Ad misplacement exposes flaws in buying processes

It’s been a troubled month for online advertising. Reports ahead of a BBC Panorama investigation into cyber-bullying revealed that ads from brands including eBay and easyCar have been appearing on websites featuring violent user-generated content. The brands have reacted with concern, stressing that the ad placements were not of their choosing, and placing the blame on their advertising and affiliate networks.

This is not, however, a new problem. In 2005, an ad for Apple appeared on an illegal music download site and, in the resulting furore, a number of UK ad networks set up a trade body, IASH, to try to clean up the sector’s reputation.

Most people put the blame for this kind of mistargeting of ads on what is known as “blind buying”. Advertising networks take inventory from Web publishers, aggregate it and sell it on to advertisers, who will give guidelines about the sort of sites they do and don’t want their ads to appear. Obviously problems can creep in due to human error or misbehaviour by a network, and much of IASH’s early work has focused in these areas.

But the real difficulties arise when networks buy blind from each other. This makes it far harder to control where ads appear and risks the possible brand damage now being experienced by eBay and easyCar. Last year McDonald’s hit the headlines when its ads accidentally appeared on Bebo, a social networking site popular with under-16s. At the time it was just an embarrassment for the brand, but if that happened now it would be a breach of the new Advertising Standards Authority CAP code.

Having touted the internet as the most accountable medium for so long, it’s hardly surprising that lapses such as these should make the news. But it’s also a reflection of the sheer complexity of the sector. There are millions of websites, hundreds of thousands of which are offering advertising inventory. It’s all but impossible to manage that manually, and the tools to help do so are still in their infancy. IASH has enlisted the help of ABC to audit its members, but in the words of Khalil Ibrahimi, the organisation’s head, measurement is “only one click deep”.

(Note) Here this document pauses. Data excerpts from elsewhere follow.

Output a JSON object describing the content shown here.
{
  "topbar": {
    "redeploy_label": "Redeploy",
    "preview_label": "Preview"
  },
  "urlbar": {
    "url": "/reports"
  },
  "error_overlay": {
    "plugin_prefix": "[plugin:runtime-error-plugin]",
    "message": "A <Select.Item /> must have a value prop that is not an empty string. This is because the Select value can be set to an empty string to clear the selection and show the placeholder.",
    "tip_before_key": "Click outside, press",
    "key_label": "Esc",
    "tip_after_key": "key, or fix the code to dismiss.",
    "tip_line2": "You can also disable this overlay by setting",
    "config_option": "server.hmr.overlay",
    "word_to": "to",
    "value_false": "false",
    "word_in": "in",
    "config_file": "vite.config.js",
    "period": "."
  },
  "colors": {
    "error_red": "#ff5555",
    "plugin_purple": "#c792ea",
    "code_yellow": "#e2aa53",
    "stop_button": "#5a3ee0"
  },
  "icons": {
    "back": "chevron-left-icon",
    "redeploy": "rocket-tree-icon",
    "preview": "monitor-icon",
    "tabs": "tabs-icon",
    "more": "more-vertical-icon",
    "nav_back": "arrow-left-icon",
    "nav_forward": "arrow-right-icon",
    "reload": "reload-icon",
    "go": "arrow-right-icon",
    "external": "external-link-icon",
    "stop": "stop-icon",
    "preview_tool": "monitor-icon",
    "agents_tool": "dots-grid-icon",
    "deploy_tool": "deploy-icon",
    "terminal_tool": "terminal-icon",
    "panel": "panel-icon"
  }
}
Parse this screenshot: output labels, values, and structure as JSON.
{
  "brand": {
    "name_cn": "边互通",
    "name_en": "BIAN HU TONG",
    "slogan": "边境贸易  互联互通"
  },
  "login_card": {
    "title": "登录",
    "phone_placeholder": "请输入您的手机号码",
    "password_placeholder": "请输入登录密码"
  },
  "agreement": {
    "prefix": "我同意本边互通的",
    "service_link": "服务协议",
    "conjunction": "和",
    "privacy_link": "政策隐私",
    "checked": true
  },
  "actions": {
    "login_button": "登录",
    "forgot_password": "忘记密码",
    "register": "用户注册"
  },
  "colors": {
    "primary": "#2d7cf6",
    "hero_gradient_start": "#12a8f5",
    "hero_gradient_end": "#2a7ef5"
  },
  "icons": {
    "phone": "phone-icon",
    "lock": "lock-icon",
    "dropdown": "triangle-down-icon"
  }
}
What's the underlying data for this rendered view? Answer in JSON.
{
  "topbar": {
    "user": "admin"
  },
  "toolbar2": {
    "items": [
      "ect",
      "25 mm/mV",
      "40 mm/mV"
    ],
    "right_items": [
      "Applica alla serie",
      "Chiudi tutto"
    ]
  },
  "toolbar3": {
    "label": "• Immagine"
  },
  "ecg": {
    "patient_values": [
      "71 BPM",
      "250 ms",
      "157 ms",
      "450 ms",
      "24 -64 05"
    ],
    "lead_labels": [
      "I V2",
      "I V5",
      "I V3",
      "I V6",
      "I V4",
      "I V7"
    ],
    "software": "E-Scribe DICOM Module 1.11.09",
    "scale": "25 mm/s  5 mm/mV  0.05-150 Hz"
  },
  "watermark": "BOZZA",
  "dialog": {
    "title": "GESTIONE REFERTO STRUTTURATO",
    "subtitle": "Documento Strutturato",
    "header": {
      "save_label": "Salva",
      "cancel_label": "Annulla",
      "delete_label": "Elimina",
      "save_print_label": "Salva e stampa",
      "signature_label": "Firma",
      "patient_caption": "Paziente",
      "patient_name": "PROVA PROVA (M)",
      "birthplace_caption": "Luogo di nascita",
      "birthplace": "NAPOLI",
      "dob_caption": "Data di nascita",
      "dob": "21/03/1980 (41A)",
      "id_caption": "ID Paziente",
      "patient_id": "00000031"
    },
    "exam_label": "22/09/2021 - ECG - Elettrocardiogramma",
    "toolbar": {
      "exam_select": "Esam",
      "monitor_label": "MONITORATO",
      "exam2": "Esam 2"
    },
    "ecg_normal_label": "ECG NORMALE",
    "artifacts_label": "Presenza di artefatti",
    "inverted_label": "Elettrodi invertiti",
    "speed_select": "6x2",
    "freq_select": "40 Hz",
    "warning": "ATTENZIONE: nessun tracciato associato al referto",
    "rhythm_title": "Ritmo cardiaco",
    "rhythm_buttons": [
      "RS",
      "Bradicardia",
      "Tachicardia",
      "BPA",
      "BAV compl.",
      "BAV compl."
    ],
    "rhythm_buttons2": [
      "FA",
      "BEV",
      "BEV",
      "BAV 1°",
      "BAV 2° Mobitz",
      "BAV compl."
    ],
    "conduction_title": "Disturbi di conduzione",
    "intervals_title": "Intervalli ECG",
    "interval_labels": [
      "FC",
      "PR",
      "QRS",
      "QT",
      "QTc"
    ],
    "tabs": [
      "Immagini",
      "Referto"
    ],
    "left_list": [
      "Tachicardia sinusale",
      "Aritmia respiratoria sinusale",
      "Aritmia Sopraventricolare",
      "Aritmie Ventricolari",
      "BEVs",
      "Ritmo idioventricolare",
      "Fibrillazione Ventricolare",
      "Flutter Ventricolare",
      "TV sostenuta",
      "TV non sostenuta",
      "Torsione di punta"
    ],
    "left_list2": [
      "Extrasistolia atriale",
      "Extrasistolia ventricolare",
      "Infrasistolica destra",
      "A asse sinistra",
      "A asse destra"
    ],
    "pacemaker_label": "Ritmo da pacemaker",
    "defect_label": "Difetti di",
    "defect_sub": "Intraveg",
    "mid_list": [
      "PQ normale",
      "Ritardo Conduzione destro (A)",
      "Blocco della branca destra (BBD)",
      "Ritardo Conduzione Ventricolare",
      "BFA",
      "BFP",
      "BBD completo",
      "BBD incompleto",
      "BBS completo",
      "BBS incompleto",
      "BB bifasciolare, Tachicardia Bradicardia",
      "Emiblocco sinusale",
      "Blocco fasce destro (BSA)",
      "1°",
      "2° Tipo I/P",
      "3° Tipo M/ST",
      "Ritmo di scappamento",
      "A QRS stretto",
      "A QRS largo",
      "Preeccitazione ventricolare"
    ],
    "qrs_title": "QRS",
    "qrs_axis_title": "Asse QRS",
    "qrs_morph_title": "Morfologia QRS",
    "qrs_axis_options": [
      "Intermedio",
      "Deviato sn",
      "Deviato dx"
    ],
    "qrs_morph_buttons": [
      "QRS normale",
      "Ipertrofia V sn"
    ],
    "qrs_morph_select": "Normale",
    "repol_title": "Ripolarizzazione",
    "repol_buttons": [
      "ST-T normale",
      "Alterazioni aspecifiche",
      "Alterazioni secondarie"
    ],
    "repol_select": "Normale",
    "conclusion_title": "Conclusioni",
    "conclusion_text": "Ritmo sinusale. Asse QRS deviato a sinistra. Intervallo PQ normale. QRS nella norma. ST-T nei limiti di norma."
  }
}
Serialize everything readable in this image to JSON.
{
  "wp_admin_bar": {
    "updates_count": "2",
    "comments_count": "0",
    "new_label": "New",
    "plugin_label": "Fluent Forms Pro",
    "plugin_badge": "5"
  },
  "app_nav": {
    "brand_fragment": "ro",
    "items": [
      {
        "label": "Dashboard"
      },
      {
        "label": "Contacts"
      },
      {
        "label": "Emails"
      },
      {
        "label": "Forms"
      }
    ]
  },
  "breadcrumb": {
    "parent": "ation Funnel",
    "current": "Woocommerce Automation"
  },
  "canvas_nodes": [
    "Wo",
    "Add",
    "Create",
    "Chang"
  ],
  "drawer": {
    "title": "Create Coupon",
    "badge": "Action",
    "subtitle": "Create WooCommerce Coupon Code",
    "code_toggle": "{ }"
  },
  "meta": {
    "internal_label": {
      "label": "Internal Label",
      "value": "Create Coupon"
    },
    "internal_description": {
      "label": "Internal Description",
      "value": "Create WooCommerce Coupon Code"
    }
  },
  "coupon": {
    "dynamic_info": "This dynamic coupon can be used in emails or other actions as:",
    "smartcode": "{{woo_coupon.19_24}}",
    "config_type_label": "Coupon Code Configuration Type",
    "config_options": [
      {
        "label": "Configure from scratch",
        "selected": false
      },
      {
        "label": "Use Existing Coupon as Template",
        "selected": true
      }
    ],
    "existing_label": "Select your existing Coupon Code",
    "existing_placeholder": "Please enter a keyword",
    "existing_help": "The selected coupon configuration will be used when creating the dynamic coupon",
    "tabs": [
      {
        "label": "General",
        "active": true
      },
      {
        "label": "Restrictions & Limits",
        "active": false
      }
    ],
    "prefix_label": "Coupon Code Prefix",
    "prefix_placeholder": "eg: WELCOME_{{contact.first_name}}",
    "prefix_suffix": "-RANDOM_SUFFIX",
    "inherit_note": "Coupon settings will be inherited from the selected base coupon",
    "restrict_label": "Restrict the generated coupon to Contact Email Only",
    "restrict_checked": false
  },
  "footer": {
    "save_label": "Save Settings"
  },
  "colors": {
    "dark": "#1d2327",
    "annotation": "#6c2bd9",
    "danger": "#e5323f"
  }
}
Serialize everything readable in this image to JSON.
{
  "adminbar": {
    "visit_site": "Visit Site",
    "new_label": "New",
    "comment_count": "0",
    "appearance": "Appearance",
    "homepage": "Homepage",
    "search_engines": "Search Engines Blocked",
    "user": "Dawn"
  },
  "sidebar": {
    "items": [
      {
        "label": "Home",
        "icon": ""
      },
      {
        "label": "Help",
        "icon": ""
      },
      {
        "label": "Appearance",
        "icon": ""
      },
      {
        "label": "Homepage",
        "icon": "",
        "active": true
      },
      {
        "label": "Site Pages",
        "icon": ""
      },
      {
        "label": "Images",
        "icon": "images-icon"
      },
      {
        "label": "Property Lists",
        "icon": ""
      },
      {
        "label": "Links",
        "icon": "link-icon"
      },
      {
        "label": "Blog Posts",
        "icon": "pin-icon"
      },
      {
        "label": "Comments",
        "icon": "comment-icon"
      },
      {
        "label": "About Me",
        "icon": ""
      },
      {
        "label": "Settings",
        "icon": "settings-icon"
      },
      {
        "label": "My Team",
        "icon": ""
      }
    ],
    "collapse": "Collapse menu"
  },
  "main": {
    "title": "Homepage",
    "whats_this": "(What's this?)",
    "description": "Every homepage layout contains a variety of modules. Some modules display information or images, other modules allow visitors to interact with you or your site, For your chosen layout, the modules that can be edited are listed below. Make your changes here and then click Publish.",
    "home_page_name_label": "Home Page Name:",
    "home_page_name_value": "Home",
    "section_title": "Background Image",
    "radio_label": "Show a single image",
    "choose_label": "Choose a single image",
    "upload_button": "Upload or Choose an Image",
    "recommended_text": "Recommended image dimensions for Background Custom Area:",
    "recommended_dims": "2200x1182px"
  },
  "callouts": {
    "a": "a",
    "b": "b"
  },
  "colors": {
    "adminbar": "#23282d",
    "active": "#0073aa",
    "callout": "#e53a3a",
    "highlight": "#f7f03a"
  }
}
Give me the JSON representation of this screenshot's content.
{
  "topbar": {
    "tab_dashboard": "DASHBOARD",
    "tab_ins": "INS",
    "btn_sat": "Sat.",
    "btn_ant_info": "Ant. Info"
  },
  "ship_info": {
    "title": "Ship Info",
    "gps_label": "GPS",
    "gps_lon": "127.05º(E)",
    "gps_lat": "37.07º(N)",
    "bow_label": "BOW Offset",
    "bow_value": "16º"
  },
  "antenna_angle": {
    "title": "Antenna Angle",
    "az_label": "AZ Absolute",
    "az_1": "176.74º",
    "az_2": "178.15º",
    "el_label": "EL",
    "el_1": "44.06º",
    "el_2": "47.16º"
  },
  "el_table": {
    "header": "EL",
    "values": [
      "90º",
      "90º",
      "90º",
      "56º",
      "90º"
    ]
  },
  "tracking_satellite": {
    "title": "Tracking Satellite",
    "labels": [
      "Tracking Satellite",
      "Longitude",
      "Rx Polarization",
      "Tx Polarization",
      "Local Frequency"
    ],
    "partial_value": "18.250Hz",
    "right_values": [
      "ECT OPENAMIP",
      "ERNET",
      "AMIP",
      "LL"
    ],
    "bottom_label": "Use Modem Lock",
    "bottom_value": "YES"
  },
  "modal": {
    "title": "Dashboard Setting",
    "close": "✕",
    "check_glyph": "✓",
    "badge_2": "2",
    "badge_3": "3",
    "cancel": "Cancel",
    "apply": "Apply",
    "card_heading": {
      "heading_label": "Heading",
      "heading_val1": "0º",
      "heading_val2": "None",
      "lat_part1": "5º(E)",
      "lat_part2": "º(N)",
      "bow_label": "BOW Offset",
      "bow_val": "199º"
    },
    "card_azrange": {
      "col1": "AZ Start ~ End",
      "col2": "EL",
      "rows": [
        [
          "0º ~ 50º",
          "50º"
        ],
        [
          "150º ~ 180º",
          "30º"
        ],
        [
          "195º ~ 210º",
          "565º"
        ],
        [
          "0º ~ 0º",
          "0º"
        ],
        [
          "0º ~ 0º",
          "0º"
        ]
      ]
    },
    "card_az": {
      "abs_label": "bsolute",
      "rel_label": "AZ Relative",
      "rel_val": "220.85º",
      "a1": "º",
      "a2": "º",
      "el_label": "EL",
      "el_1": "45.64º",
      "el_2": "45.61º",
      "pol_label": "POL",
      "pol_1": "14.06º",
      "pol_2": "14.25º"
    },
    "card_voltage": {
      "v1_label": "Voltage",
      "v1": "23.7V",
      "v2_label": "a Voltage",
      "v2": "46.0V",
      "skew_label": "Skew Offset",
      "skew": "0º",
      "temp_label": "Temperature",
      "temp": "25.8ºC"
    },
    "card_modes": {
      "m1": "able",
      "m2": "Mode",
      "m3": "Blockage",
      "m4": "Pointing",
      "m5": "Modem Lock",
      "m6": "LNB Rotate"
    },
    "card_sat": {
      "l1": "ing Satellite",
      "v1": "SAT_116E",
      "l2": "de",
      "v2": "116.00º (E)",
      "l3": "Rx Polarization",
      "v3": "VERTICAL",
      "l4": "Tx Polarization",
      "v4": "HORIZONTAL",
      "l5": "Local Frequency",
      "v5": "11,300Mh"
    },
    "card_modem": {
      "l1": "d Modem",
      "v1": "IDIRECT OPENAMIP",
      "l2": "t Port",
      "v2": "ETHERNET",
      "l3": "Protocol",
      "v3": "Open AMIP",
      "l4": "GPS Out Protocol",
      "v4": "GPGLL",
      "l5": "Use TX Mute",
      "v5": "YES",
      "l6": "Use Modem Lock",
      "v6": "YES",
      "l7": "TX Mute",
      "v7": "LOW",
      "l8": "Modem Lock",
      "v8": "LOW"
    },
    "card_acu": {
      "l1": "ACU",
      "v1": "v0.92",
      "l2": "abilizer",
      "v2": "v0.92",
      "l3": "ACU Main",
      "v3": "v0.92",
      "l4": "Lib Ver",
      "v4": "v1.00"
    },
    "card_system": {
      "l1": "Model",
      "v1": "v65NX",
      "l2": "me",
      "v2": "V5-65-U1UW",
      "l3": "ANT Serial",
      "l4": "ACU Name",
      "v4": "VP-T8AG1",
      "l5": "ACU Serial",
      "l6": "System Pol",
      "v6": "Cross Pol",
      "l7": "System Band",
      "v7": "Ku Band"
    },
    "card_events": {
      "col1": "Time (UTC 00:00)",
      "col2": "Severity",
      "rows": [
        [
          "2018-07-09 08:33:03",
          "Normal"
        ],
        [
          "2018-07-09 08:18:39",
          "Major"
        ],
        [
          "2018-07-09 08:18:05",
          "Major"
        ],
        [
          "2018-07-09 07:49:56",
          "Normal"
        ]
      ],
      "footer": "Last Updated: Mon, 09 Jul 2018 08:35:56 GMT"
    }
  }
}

One solution is still greater use of technology. Both the IAB and IASH are looking forward to more powerful tracking tools that will show advertisers and networks where ads have run. Such technology is implicit in the promise of online advertising, where the real value is delivered by more and more accurate targeting based on information supplied by the user or gathered by tracking user behaviour.

But change will also come through greater understanding of the problem and stricter oversight. To what extent this is forced on marketers by their procurement departments remains to be seen, but they will still need to add network buying practice to their list of questions when recruiting agencies and ad networks.